DALLAS – LAWFUEL – The Law News Network – Insurers for a bankrupt Pla…

DALLAS – LAWFUEL – The Law News Network – Insurers for a bankrupt Plano, TX-based Internet company have agreed to a settlement that will recoup more than $8 million for a group of former company shareholders and the bankruptcy trustee. The settlement was approved by the bankruptcy court this afternoon.

Geoffrey Harper, a partner in Dallas’ Fish & Richardson, led a group of attorneys representing 100 former shareholders of Cool Partners Inc., which operated as an Internet service provider under the name Coollink Broadcast Network. The attorneys also represented Robert Yaquinto, trustee in the Cool Partners bankruptcy.

“We are extremely pleased to have achieved this result for a group of people who lost a lot of money because of the greed of others,” Mr. Harper says. “While they thought their investments were safe, the company was busy throwing money at Ferrari racing teams and trips to Mexico for swimsuit model calendar shoots.”

Cool Partners filed for Chapter 7 bankruptcy protection in January 2002. Soon after, the company and its officers and directors became the subject of multiple lawsuits alleging fraud, misrepresentation, wrongful conversion of corporate assets, and a variety of other claims. The lawsuit against six former company officers and directors was scheduled to begin Jan. 17, 2006 in Judge Mark Greenberg’s County Court at Law No. 5 in Dallas.

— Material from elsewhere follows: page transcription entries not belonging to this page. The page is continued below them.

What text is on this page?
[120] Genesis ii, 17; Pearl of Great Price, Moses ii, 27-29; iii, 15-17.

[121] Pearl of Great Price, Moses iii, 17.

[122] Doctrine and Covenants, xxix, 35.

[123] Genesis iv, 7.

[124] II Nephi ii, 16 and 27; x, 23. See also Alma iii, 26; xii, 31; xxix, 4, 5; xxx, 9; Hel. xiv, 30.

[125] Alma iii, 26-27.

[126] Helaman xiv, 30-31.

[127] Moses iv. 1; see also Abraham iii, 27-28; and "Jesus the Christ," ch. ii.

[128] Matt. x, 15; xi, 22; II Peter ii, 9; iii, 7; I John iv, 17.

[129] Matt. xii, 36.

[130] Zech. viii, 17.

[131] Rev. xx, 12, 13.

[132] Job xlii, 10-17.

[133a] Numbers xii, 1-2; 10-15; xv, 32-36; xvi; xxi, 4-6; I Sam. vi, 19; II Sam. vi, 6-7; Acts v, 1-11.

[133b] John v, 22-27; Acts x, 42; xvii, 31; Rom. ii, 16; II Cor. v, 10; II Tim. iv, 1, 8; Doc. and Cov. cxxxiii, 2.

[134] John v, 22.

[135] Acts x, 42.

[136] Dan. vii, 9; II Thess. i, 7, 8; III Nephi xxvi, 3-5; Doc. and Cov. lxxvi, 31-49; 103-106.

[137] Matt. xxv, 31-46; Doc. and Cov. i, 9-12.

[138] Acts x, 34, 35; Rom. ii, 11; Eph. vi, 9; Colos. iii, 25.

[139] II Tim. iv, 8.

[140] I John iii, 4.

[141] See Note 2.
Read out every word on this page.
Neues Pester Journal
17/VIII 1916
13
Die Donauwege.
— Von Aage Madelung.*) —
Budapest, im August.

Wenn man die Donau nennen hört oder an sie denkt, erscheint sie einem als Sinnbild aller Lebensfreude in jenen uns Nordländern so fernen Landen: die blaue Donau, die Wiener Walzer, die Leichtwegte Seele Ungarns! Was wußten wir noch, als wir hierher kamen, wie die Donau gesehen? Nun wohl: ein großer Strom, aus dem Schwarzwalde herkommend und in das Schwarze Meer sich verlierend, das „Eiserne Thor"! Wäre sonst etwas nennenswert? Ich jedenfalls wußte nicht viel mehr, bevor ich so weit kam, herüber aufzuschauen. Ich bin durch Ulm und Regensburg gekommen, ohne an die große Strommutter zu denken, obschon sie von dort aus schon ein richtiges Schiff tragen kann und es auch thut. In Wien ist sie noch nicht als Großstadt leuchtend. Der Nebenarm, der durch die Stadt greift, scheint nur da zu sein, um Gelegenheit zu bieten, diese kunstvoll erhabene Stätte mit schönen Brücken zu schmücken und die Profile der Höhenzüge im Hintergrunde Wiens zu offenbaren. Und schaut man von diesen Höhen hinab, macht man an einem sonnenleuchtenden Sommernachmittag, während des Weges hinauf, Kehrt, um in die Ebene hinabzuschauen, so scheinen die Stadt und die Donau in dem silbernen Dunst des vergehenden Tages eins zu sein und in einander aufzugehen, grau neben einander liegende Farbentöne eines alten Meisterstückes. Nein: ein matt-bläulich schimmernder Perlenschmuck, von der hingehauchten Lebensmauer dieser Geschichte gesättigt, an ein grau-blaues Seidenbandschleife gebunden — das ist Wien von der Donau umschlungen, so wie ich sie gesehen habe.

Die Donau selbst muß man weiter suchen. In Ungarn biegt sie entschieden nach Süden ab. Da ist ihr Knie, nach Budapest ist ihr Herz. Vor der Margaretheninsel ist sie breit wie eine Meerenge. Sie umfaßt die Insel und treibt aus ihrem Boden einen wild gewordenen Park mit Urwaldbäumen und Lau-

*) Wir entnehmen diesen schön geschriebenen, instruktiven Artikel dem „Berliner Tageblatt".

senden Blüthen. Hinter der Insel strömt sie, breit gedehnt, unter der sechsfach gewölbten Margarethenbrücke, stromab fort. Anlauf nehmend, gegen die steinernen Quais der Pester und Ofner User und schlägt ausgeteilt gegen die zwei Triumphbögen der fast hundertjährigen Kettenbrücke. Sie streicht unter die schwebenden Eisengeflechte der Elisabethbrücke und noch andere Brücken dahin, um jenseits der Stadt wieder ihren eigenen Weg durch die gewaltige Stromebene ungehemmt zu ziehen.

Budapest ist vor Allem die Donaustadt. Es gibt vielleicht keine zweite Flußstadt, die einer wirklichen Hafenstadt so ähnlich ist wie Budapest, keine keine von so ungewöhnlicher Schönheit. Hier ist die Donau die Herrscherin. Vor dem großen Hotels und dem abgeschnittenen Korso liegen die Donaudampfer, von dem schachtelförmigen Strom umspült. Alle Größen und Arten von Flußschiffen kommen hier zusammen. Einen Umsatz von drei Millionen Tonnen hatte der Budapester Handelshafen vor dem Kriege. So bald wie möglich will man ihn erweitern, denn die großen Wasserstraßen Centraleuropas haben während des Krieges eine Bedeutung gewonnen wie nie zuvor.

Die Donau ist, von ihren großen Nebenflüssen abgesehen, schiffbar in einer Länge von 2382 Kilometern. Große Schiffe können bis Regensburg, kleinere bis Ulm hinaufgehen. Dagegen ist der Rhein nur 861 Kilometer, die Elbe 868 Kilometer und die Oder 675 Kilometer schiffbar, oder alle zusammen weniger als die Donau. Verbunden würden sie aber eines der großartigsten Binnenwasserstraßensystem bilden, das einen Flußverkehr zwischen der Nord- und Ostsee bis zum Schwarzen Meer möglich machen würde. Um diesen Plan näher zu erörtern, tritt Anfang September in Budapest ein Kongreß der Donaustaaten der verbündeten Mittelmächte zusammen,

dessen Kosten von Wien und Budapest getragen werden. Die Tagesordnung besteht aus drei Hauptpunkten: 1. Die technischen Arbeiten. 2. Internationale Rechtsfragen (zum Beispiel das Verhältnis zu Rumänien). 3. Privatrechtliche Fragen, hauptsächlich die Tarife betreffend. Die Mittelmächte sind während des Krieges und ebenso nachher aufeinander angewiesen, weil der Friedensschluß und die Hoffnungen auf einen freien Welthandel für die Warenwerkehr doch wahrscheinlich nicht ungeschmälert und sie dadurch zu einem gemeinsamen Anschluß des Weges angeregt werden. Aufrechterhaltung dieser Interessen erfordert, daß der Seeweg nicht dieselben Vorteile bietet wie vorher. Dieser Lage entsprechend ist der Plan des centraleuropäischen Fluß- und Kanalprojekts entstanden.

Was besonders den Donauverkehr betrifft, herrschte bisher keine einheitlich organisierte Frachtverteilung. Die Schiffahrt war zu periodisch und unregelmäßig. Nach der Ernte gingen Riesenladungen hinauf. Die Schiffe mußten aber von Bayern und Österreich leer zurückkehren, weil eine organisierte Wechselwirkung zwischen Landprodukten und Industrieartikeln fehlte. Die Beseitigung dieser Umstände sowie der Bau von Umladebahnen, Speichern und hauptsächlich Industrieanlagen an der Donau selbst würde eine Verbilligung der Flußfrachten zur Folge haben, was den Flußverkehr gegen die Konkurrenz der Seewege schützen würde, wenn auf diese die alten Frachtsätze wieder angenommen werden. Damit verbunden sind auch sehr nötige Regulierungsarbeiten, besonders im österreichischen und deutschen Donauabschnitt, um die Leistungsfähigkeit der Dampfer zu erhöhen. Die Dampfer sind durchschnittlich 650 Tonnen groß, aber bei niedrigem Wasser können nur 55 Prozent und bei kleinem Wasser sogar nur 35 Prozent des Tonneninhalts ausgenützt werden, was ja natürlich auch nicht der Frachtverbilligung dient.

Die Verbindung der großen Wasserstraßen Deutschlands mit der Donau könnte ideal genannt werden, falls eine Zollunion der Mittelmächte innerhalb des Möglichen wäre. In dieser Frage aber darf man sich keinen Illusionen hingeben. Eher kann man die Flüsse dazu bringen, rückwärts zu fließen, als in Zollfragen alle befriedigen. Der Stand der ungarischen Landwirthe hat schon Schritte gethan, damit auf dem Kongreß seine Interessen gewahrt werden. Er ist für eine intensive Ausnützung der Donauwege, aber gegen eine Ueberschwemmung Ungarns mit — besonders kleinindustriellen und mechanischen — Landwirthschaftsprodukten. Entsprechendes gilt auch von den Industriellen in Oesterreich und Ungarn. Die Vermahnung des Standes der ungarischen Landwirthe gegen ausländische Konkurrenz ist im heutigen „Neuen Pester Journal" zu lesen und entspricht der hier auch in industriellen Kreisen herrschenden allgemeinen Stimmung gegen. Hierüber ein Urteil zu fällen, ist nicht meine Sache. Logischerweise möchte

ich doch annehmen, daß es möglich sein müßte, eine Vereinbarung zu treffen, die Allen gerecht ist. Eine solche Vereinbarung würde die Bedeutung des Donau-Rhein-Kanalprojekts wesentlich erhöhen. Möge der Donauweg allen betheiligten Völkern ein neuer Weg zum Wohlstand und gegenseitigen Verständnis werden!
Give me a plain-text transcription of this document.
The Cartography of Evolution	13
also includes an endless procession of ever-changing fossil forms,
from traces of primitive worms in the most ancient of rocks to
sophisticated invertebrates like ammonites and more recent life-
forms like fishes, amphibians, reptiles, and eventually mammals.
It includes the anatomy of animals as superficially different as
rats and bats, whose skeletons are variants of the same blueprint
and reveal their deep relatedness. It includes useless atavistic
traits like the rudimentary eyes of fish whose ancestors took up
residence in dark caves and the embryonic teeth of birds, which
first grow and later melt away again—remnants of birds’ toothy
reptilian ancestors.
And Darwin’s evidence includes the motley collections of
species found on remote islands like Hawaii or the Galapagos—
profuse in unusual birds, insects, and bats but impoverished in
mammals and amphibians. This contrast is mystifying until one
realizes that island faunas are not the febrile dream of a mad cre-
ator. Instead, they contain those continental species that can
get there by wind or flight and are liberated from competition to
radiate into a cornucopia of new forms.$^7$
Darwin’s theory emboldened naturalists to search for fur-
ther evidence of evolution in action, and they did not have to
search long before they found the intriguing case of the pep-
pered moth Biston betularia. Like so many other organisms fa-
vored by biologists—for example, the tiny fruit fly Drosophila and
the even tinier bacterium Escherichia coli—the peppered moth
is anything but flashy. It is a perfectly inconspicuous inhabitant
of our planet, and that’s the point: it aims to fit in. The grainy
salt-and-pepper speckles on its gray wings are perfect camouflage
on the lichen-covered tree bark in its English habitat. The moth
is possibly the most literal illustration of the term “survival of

The settlement was submitted to Northern District of Texas Bankruptcy Judge Harlin D. Hale, who is presiding over Cool Partners’ bankruptcy case. At today’s hearing, Judge Hale approved the settlement in all respects. In addition to $7,541,078.17 from Cool Partners’ insurers, the settlement includes a $510,000 payment from two law firms that provided legal counsel to Cool Partners prior to the company’s bankruptcy. The law firms were not formally sued in the case.

Under the proposed settlement, the group of shareholders and the bankruptcy trustee will split the proceeds evenly. Mr. Harper says the recovery will amount to approximately 25 cents on the dollar after attorneys fees.

“It’s not everyday that you see this type of recovery for a company that had virtually no assets,” Mr. Harper says. “Although both insurers put up a fierce fight, we are thankful that we were able to reach the best agreement for the trustee and the former shareholders.”

In addition to Mr. Harper, the attorneys for the shareholder and the bankruptcy trustee included Steven H. Stodghill, Victor C. Johnson and Kiprian Mendrygal from Fish & Richardson, P.C., and I. Richard Levy from I. Richard Levy, P.C.